Bridging Freidlin-Wentzell large deviations theory and stochastic thermodynamics

TL;DR

This paper connects Freidlin-Wentzell large deviations theory with stochastic thermodynamics for overdamped Langevin systems, deriving a series expansion of the quasipotential and relating escape rates to entropy production.

Contribution

It introduces a novel link between large deviations and thermodynamics, including a series expansion of the quasipotential and bounds on escape rates based on entropy production.

Findings

Derived a series expansion of the quasipotential around the free energy.

Identified conditions for linear response far from equilibrium.

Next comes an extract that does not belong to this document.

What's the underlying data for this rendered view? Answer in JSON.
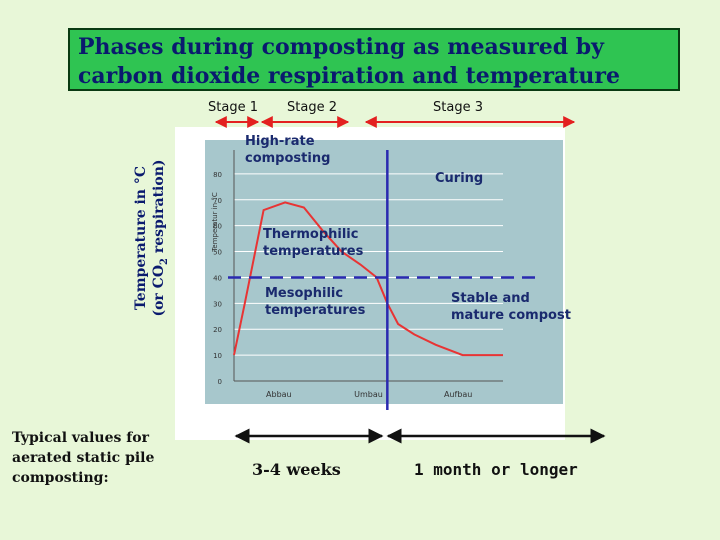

Bounded escape rates by entropy production of trajectories.

Abstract

For overdamped Langevin systems subjected to weak thermal noise and nonconservative forces, we establish a connection between Freidlin-Wentzell large deviations theory and stochastic thermodynamics. First, we derive a series expansion of the quasipotential around the detailed-balance solution, i.e. the system's free energy, and identify the condition for the linear response regime to hold even far from equilibrium. Second, we prove that the escape rate from dissipative fixed points of the macroscopic dynamics is bounded by the entropy production of trajectories that relax into, and escape from the attractors. These results provide the foundation to study the nonequilibrium thermodynamics of dissipative metastable states.